Vandalizer

AI-powered document intelligence for research administration.

Vandalizer is an open-source, self-hosted platform for AI-powered document review and data extraction, purpose-built for research administration offices at universities. It gives offices of sponsored programs, grants offices, compliance teams, and other university units a single tool for processing the large volumes of grant proposals, award documents, and regulatory filings that flow through every funding cycle.

These offices typically review hundreds of documents per cycle to extract deadlines, budgets, compliance requirements, PI information, and sponsor-specific terms. Much of this work is manual, repetitive, and error-prone. Vandalizer automates it with configurable LLM-powered extraction workflows that pull structured data from uploaded documents, chain tasks into repeatable pipelines, and let staff ask natural-language questions against their document collections with citation-backed answers.

The project was developed at the University of Idaho under the NSF GRANTED program (Award #2427549) and is designed to be adopted by other institutions. It is fully self-hosted, runs on commodity infrastructure, and supports any OpenAI-compatible LLM provider including local models via Ollama.

Features

Structured Extraction - Pull dates, budgets, requirements, and more from PDFs into clean structured data
Workflow Engine - Chain extraction tasks into repeatable pipelines with dependency resolution
RAG Chat - Ask questions against your document collection with citation-backed answers
Team Collaboration - Multi-tenant workspaces with role-based access and shared libraries
Self-Hosted - Run on your own infrastructure with full control over your data. A single server with 16 GB of RAM is sufficient; see the Deployment Guide for details on local LLM/OCR hosting options for fully air-gapped installations.

Prerequisites

Tool	Version	Install
Docker & Docker Compose	Recent	docs.docker.com/get-docker
Python	>= 3.11, < 3.13	python.org (local dev only)
Node.js	>= 20	nodejs.org (local dev only)
`uv`	Latest	docs.astral.sh/uv (local dev only)

Docker is required for both paths below. Python, Node.js, and uv are only needed for local development (Option B).

Quickstart

Interactive setup (recommended)

The setup wizard handles everything — environment configuration, secret generation, Docker builds, service startup, admin account creation, and database seeding — in a single interactive session:

git clone https://github.com/ui-insight/vandalizer.git
cd vandalizer
./setup.sh

The frontend is available at http://localhost and the API at http://localhost:8001 when setup completes.

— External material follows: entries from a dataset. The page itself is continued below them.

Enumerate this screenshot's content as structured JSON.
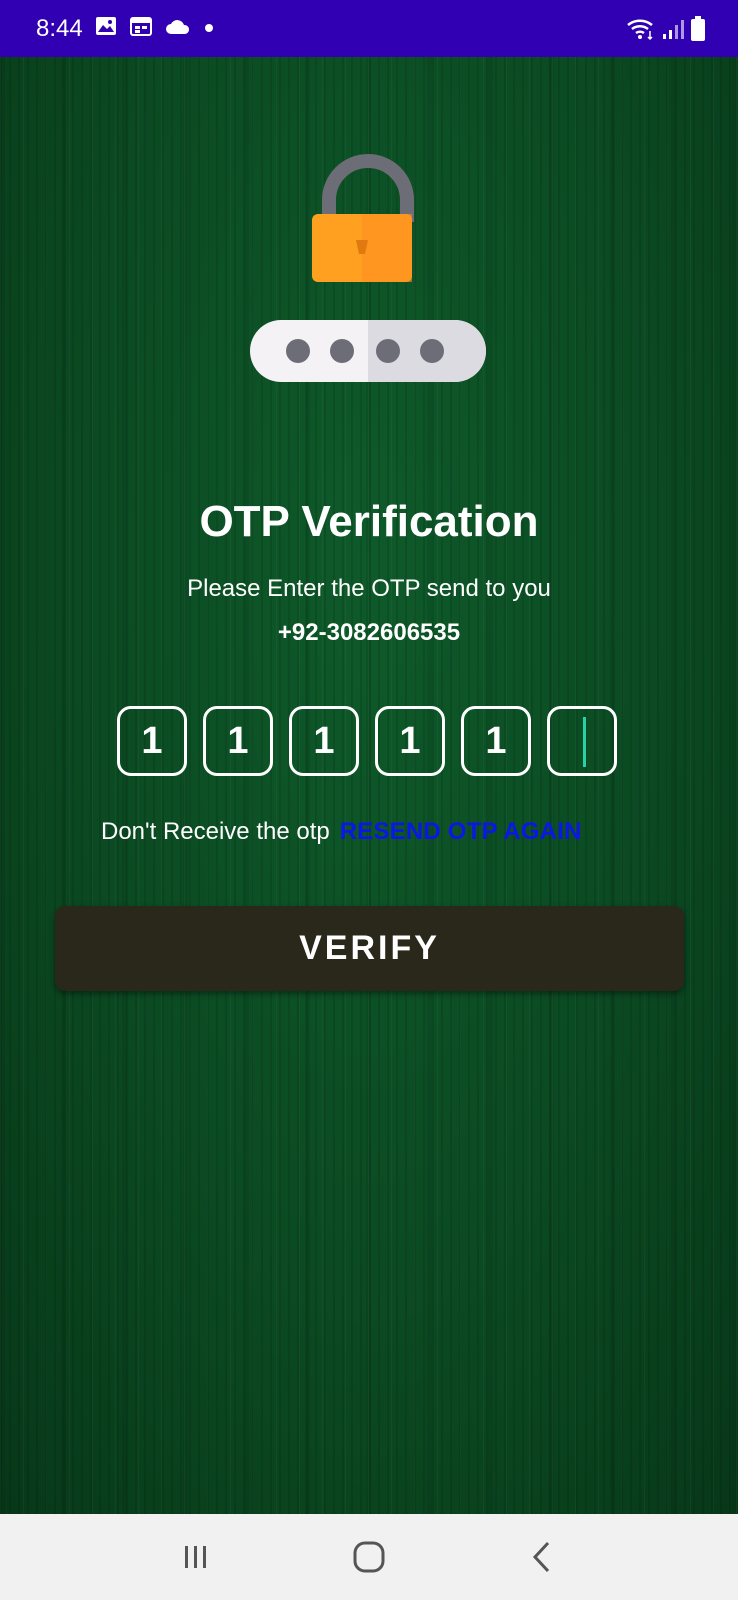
{
  "status_bar": {
    "time": "8:44",
    "left_icons": [
      "image-icon",
      "calendar-icon",
      "cloud-icon",
      "dot-icon"
    ],
    "right_icons": [
      "wifi-icon",
      "signal-icon",
      "battery-icon"
    ],
    "background": "#3100b3"
  },
  "otp": {
    "title": "OTP Verification",
    "subtitle": "Please Enter the OTP send to you",
    "phone": "+92-3082606535",
    "digits": [
      "1",
      "1",
      "1",
      "1",
      "1",
      ""
    ],
    "resend_prompt": "Don't Receive the otp",
    "resend_link": "RESEND OTP AGAIN",
    "verify_label": "VERIFY"
  },
  "colors": {
    "background": "#0b4a22",
    "lock_body": "#ffa020",
    "lock_shackle": "#6d6d78",
    "resend_link": "#0a17e6",
    "button": "#2a271b",
    "cursor": "#25d3a8"
  },
  "nav_bar": {
    "icons": [
      "recent-apps-icon",
      "home-icon",
      "back-icon"
    ]
  }
}
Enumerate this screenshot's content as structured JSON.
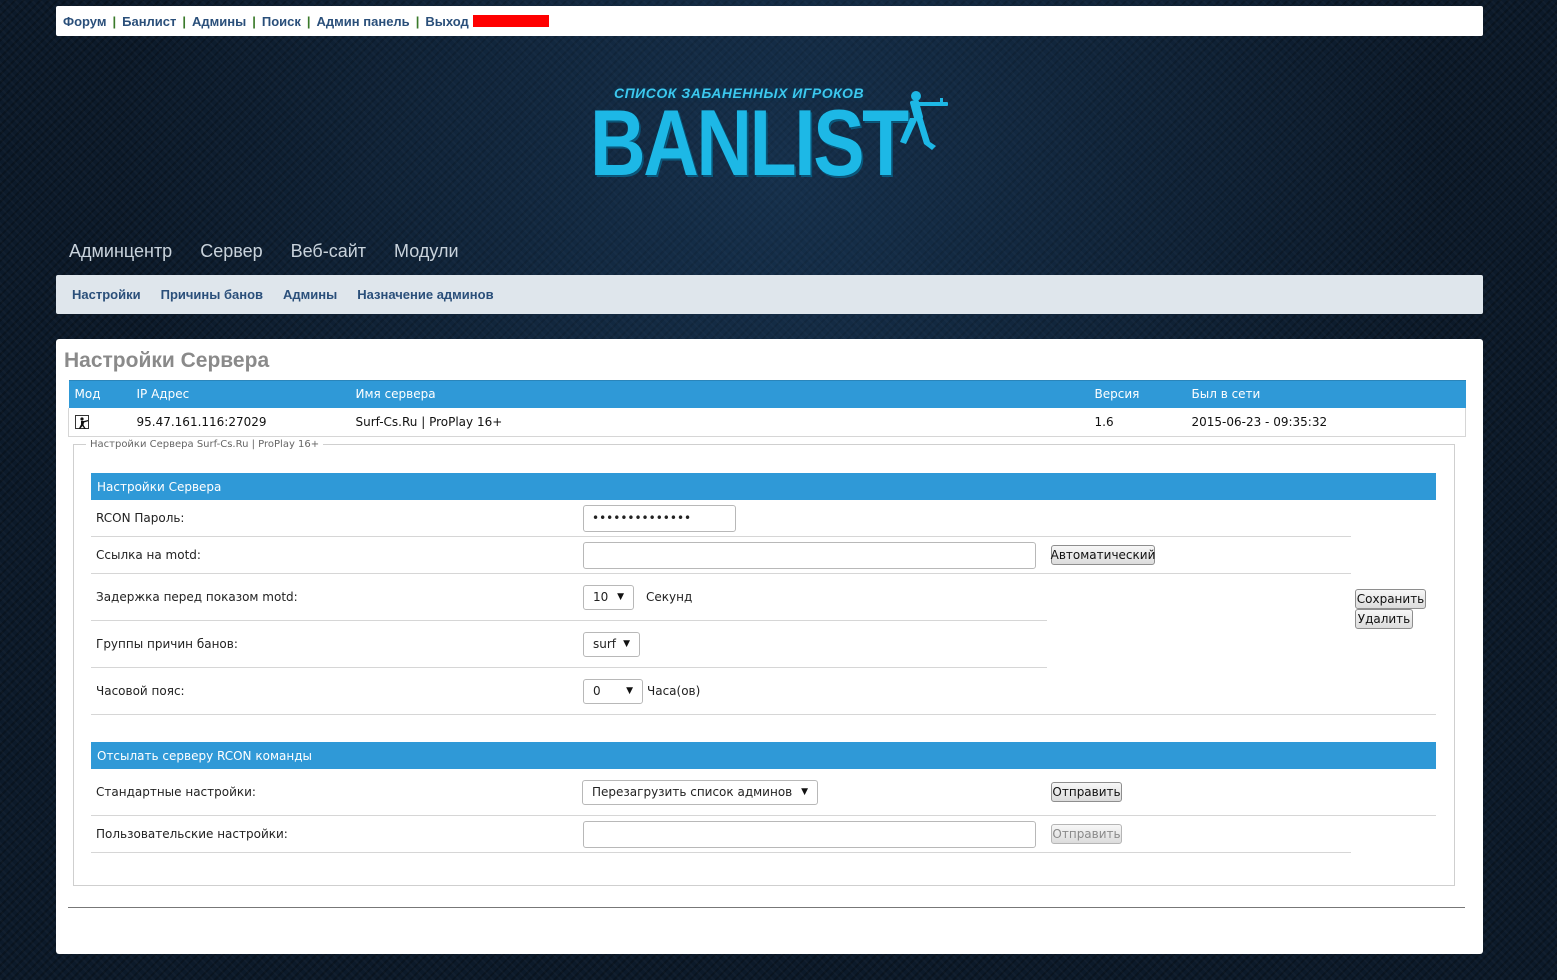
{
  "topbar": {
    "links": [
      "Форум",
      "Банлист",
      "Админы",
      "Поиск",
      "Админ панель",
      "Выход"
    ],
    "separator": "|"
  },
  "logo": {
    "subtitle": "СПИСОК ЗАБАНЕННЫХ ИГРОКОВ",
    "title": "BANLIST"
  },
  "main_nav": [
    "Админцентр",
    "Сервер",
    "Веб-сайт",
    "Модули"
  ],
  "sub_nav": [
    "Настройки",
    "Причины банов",
    "Админы",
    "Назначение админов"
  ],
  "page_title": "Настройки Сервера",
  "server_table": {
    "headers": [
      "Мод",
      "IP Адрес",
      "Имя сервера",
      "Версия",
      "Был в сети"
    ],
    "row": {
      "ip": "95.47.161.116:27029",
      "name": "Surf-Cs.Ru | ProPlay 16+",
      "version": "1.6",
      "last_seen": "2015-06-23 - 09:35:32"
    }
  },
  "settings": {
    "legend": "Настройки Сервера Surf-Cs.Ru | ProPlay 16+",
    "section1_title": "Настройки Сервера",
    "rcon_label": "RCON Пароль:",
    "rcon_value": "••••••••••••••",
    "motd_label": "Ссылка на motd:",
    "motd_value": "",
    "auto_button": "Автоматический",
    "delay_label": "Задержка перед показом motd:",
    "delay_value": "10",
    "delay_unit": "Секунд",
    "groups_label": "Группы причин банов:",
    "groups_value": "surf",
    "tz_label": "Часовой пояс:",
    "tz_value": "0",
    "tz_unit": "Часа(ов)",
    "save_button": "Сохранить",
    "delete_button": "Удалить",
    "section2_title": "Отсылать серверу RCON команды",
    "std_label": "Стандартные настройки:",
    "std_value": "Перезагрузить список админов",
    "send_button": "Отправить",
    "custom_label": "Пользовательские настройки:",
    "custom_value": "",
    "send_button_disabled": "Отправить"
  }
}
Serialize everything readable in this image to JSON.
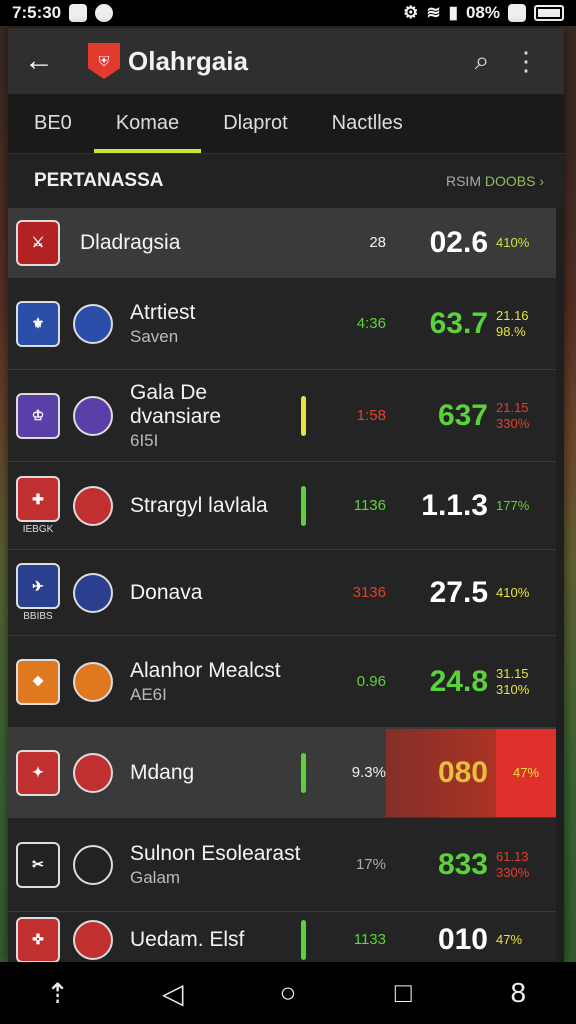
{
  "status_bar": {
    "time": "7:5:30",
    "battery_text": "08%"
  },
  "app_bar": {
    "title": "Olahrgaia"
  },
  "tabs": [
    {
      "label": "BE0",
      "active": false
    },
    {
      "label": "Komae",
      "active": true
    },
    {
      "label": "Dlaprot",
      "active": false
    },
    {
      "label": "Nactlles",
      "active": false
    }
  ],
  "section": {
    "title": "PERTANASSA",
    "link_prefix": "RSIM",
    "link_label": "DOOBS ›"
  },
  "colors": {
    "accent": "#c6e63a",
    "green": "#5ad33a",
    "red": "#e0402b",
    "yellow": "#e6e63a"
  },
  "rows": [
    {
      "crest_text": "⚔",
      "small_label": "",
      "name": "Dladragsia",
      "sub": "",
      "marker_color": "",
      "num1": "28",
      "num1_color": "#f2f2f2",
      "score": "02.6",
      "score_color": "#ffffff",
      "pct1": "410%",
      "pct2": "",
      "pct_color": "#c6e63a",
      "crest_color": "#b22222"
    },
    {
      "crest_text": "⚜",
      "small_label": "",
      "name": "Atrtiest",
      "sub": "Saven",
      "marker_color": "",
      "num1": "4:36",
      "num1_color": "#5ad33a",
      "score": "63.7",
      "score_color": "#5ad33a",
      "pct1": "21.16",
      "pct2": "98.%",
      "pct_color": "#e6e63a",
      "crest_color": "#2b4fa8"
    },
    {
      "crest_text": "♔",
      "small_label": "",
      "name": "Gala De dvansiare",
      "sub": "6I5I",
      "marker_color": "#e6e63a",
      "num1": "1:58",
      "num1_color": "#e0402b",
      "score": "637",
      "score_color": "#5ad33a",
      "pct1": "21.15",
      "pct2": "330%",
      "pct_color": "#e0402b",
      "crest_color": "#5a3fa8"
    },
    {
      "crest_text": "✚",
      "small_label": "IEBGK",
      "name": "Strargyl lavlala",
      "sub": "",
      "marker_color": "#5ad33a",
      "num1": "1136",
      "num1_color": "#5ad33a",
      "score": "1.1.3",
      "score_color": "#ffffff",
      "pct1": "177%",
      "pct2": "",
      "pct_color": "#5ad33a",
      "crest_color": "#c03030"
    },
    {
      "crest_text": "✈",
      "small_label": "BBIBS",
      "name": "Donava",
      "sub": "",
      "marker_color": "",
      "num1": "3136",
      "num1_color": "#e0402b",
      "score": "27.5",
      "score_color": "#ffffff",
      "pct1": "410%",
      "pct2": "",
      "pct_color": "#e6e63a",
      "crest_color": "#2b3f8f"
    },
    {
      "crest_text": "❖",
      "small_label": "",
      "name": "Alanhor Mealcst",
      "sub": "AE6I",
      "marker_color": "",
      "num1": "0.96",
      "num1_color": "#5ad33a",
      "score": "24.8",
      "score_color": "#5ad33a",
      "pct1": "31.15",
      "pct2": "310%",
      "pct_color": "#e6e63a",
      "crest_color": "#e07820"
    },
    {
      "crest_text": "✦",
      "small_label": "",
      "name": "Mdang",
      "sub": "",
      "marker_color": "#5ad33a",
      "num1": "9.3%",
      "num1_color": "#f2f2f2",
      "score": "080",
      "score_color": "#e6c03a",
      "pct1": "47%",
      "pct2": "",
      "pct_color": "#e6e63a",
      "crest_color": "#c03030"
    },
    {
      "crest_text": "✂",
      "small_label": "",
      "name": "Sulnon Esolearast",
      "sub": "Galam",
      "marker_color": "",
      "num1": "17%",
      "num1_color": "#aaaaaa",
      "score": "833",
      "score_color": "#5ad33a",
      "pct1": "61.13",
      "pct2": "330%",
      "pct_color": "#e0402b",
      "crest_color": "#222222"
    },
    {
      "crest_text": "✜",
      "small_label": "",
      "name": "Uedam. Elsf",
      "sub": "",
      "marker_color": "#5ad33a",
      "num1": "1133",
      "num1_color": "#5ad33a",
      "score": "010",
      "score_color": "#ffffff",
      "pct1": "47%",
      "pct2": "",
      "pct_color": "#e6e63a",
      "crest_color": "#c03030"
    }
  ]
}
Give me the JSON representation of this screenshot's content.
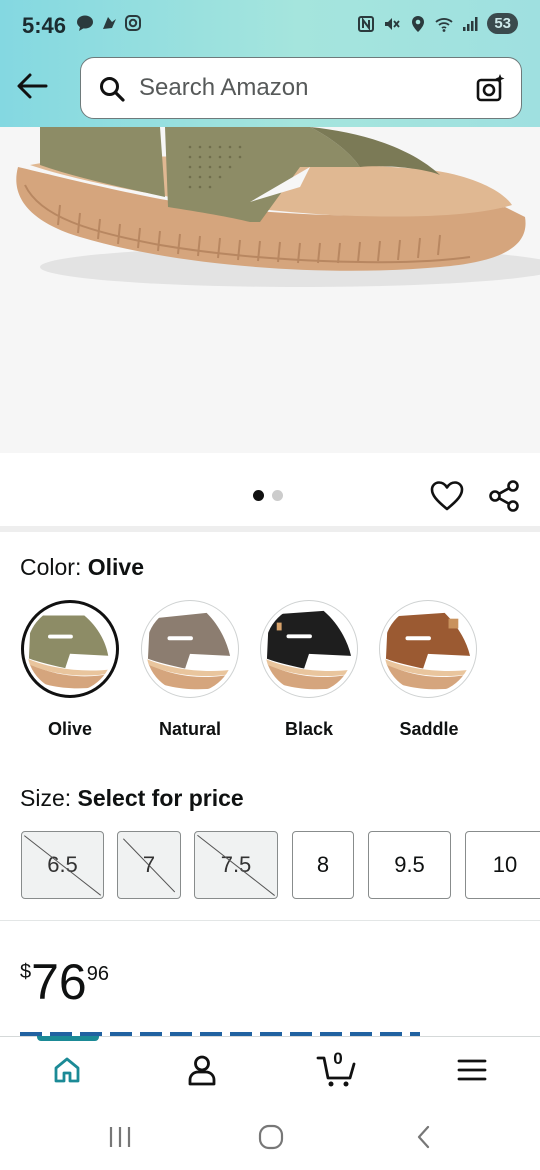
{
  "status_bar": {
    "time": "5:46",
    "battery": "53"
  },
  "header": {
    "search_placeholder": "Search Amazon"
  },
  "gallery": {
    "dot_count": 2,
    "active_index": 0
  },
  "color": {
    "label": "Color: ",
    "selected": "Olive",
    "options": [
      {
        "name": "Olive",
        "hex": "#8d8c66"
      },
      {
        "name": "Natural",
        "hex": "#8c7d70"
      },
      {
        "name": "Black",
        "hex": "#1e1e1e"
      },
      {
        "name": "Saddle",
        "hex": "#9b5a32"
      }
    ]
  },
  "size": {
    "label": "Size: ",
    "selected": "Select for price",
    "options": [
      {
        "label": "6.5",
        "available": false
      },
      {
        "label": "7",
        "available": false
      },
      {
        "label": "7.5",
        "available": false
      },
      {
        "label": "8",
        "available": true
      },
      {
        "label": "9.5",
        "available": true
      },
      {
        "label": "10",
        "available": true
      }
    ]
  },
  "price": {
    "symbol": "$",
    "whole": "76",
    "fraction": "96"
  },
  "bottom_nav": {
    "cart_count": "0",
    "active": "home"
  },
  "colors": {
    "accent": "#1b8a96",
    "header_gradient_start": "#84d8e1",
    "header_gradient_end": "#9fe0e0",
    "link": "#2162a1"
  }
}
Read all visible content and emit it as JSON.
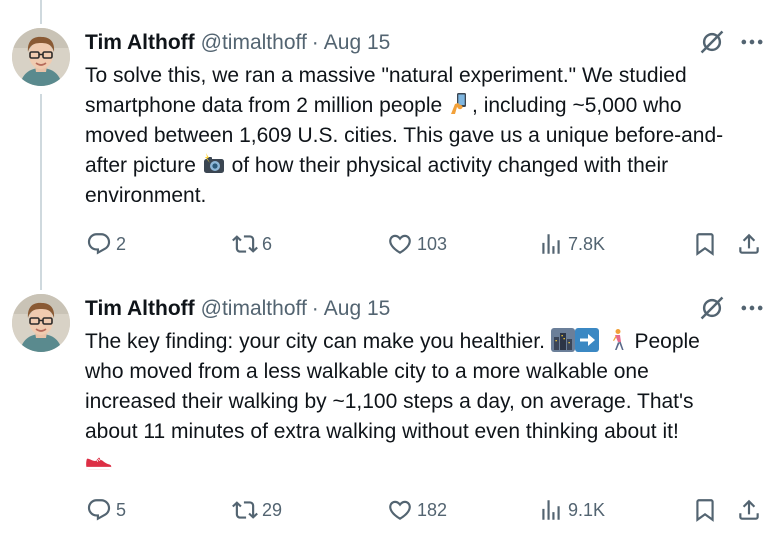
{
  "tweets": [
    {
      "author_name": "Tim Althoff",
      "handle": "@timalthoff",
      "separator": "·",
      "date": "Aug 15",
      "text": {
        "line1": "To solve this, we ran a massive \"natural experiment.\" We studied",
        "line2a": "smartphone data from 2 million people",
        "line2b": ", including ~5,000 who",
        "line3": "moved between 1,609 U.S. cities. This gave us a unique before-and-",
        "line4a": "after picture",
        "line4b": "of how their physical activity changed with their",
        "line5": "environment."
      },
      "emojis": [
        "selfie-emoji",
        "camera-flash-emoji"
      ],
      "stats": {
        "replies": "2",
        "reposts": "6",
        "likes": "103",
        "views": "7.8K"
      }
    },
    {
      "author_name": "Tim Althoff",
      "handle": "@timalthoff",
      "separator": "·",
      "date": "Aug 15",
      "text": {
        "line1a": "The key finding: your city can make you healthier.",
        "line1b": "People",
        "line2": "who moved from a less walkable city to a more walkable one",
        "line3": "increased their walking by ~1,100 steps a day, on average. That's",
        "line4": "about 11 minutes of extra walking without even thinking about it!"
      },
      "emojis": [
        "cityscape-emoji",
        "right-arrow-emoji",
        "person-walking-emoji",
        "sneaker-emoji"
      ],
      "stats": {
        "replies": "5",
        "reposts": "29",
        "likes": "182",
        "views": "9.1K"
      }
    }
  ],
  "colors": {
    "text_primary": "#0f1419",
    "text_secondary": "#536471",
    "thread_line": "#cfd9de"
  },
  "icons": [
    "reply-icon",
    "repost-icon",
    "like-icon",
    "views-icon",
    "bookmark-icon",
    "share-icon",
    "grok-icon",
    "more-icon"
  ]
}
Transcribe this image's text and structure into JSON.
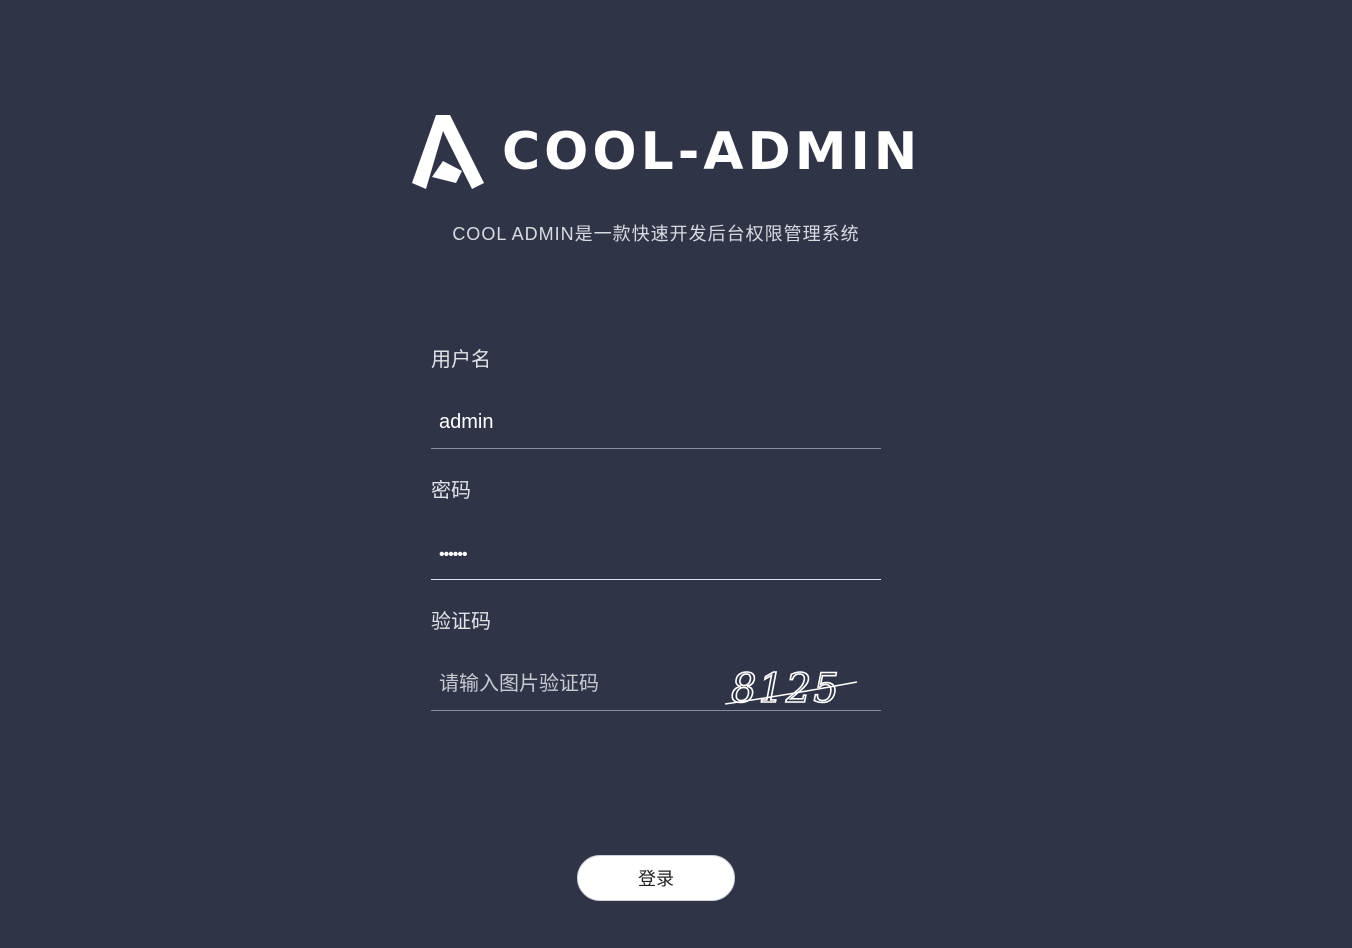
{
  "brand": {
    "logo_icon": "cool-admin-logo-icon",
    "name": "COOL-ADMIN",
    "tagline": "COOL ADMIN是一款快速开发后台权限管理系统"
  },
  "form": {
    "username": {
      "label": "用户名",
      "value": "admin"
    },
    "password": {
      "label": "密码",
      "masked_value": "••••••"
    },
    "captcha": {
      "label": "验证码",
      "placeholder": "请输入图片验证码",
      "image_text": "8125"
    }
  },
  "login_button": {
    "label": "登录"
  },
  "colors": {
    "background": "#2f3447",
    "text": "#ffffff",
    "button_bg": "#ffffff"
  }
}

After initial setup, ./setup.sh is the single entry point for all deployment operations:

Command	What it does
`./setup.sh`	First-time install, or re-run to choose repair/upgrade/redeploy
`./setup.sh --repair`	Diagnose and fix a broken deployment (restart crashed services, rebuild missing images, re-run bootstrap)
`./setup.sh --upgrade`	Pull latest code, take a backup, rebuild images, and redeploy
`./setup.sh --redeploy`	Rebuild and restart from current code (after local edits, no git pull)
`./status.sh`	Read-only health check and system status report

Manual setup: Docker Compose

If you prefer to run each step yourself:

git clone https://github.com/ui-insight/vandalizer.git
cd vandalizer

# Configure environment
cp backend/.env.example backend/.env
# Edit backend/.env — at minimum, set JWT_SECRET_KEY:
#   python -c "import secrets; print(secrets.token_urlsafe(64))"
# LLM API keys are configured later in the admin UI, not in .env.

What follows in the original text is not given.